Наиболее травмирующим на втором году жизни было помещение в ясли, переезд на дачу, новую квартиру, даже ремонт. В этих ситуациях был достаточно типичен и регресс приобретенных навыков: дневные энурез и энкопрез, потеря речи, а также рвоты. Наиболее тяжелые реакции возникали при отрыве от семьи, особенно при помещении в больницу в связи с соматическими заболеваниями. В этой ситуации наблюдались и психотические явления: состояния тяжелого психомоторного возбуждения с агрессией, самоповреждениями, отказом от еды, дезориентированностью в окружающем либо ступором. Быстрый регресс этих явлений при возвращении в домашнюю обстановку, отсутствие каких-либо новых сдвигов в аффективной сфере и поведении позволяют расценить эти психотические эпизоды не как дебют или приступ шизофренического процесса, а как тяжелую психогенную реакцию на отрыв от привычной обстановки.
Следует отметить, что и в реакции на изменение обстановки наблюдались два основных вида реагирования: у одних детей это тревога, страхи, уход в себя; у других — негативизм, активное стремление вернуть прежнюю обстановку и ситуацию в целом.

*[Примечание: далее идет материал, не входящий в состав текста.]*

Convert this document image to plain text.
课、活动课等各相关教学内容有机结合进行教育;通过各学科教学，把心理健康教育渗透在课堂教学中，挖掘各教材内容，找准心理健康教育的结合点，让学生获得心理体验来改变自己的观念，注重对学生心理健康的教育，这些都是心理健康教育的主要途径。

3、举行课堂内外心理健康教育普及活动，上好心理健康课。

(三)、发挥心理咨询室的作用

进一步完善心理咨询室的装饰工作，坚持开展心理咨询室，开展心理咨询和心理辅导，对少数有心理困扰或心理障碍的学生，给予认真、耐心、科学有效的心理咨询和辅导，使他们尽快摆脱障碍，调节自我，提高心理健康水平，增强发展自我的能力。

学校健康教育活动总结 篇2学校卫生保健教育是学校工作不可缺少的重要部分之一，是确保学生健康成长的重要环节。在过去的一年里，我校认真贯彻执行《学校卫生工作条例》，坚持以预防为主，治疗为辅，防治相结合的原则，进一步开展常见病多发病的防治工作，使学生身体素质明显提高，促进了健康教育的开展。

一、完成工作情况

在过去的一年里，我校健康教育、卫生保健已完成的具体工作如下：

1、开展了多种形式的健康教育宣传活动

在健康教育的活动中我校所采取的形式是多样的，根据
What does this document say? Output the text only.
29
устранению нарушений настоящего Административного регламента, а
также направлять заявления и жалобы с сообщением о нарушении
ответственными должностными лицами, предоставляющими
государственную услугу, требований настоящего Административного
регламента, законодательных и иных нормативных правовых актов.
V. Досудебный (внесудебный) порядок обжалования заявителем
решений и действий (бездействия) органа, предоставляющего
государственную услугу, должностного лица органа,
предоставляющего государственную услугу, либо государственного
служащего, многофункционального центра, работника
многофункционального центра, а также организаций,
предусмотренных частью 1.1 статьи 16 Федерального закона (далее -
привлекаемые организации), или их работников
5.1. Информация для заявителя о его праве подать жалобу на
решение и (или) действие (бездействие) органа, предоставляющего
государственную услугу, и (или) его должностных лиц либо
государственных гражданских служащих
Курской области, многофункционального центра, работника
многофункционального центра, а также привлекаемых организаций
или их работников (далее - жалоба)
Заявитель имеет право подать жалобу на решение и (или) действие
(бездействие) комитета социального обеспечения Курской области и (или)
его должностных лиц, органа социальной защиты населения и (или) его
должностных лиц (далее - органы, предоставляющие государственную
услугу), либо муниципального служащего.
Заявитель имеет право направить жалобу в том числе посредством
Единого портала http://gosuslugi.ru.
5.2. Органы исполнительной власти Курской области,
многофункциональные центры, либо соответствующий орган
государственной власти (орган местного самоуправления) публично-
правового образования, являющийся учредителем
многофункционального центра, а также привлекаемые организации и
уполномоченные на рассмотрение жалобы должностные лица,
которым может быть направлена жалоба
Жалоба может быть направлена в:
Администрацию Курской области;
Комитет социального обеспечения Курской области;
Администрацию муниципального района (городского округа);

Однако важно знать, что, несмотря на очевидную приверженность к деталям окружающей обстановки, у аутичного ребенка существует определенная иерархия ценности ее отдельных составляющих. Не все предметы аффективно равнозначны. Присутствие главных из них, ключевых, может смягчить патологическую реакцию на перемену обстановки. Так, С. С. Park (1982), очень наблюдательная и вдумчивая мать аутичной девочки, при переездах семьи всегда брала с собой старое одеяло дочери, ее любимую чашку и несколько видов продуктов. Эти предметы на любом новом месте «проявляли свою магию», значительно уменьшая тревогу и нарушения сна. Когда девочке было 2 года, семья переезжала в другую страну. Матери удалось значительно уменьшить тревожное состояние дочери обсуждением с ней при помощи рисунков и схем маршрутов поезда и автобусов, которыми они поедут, расположения комнат и мебели в новом доме. Девочка успокоилась, когда мать подробно изобразила ее комнату и столик с любимым магнитофоном. Эти данные подтверждают предположение о том, что перемены в окружающем особенно травмируют аутичного ребенка в связи с тем, что нарастание тревожности приводит к дезориентировке в окружающем. Это в свою очередь еще более усугубляет состояние тревоги и страха. Поэтому методы десенсибилизации аутичного ребенка к страху перемены окружающего имеют большое значение в профилактике декомпенсации его психического состояния.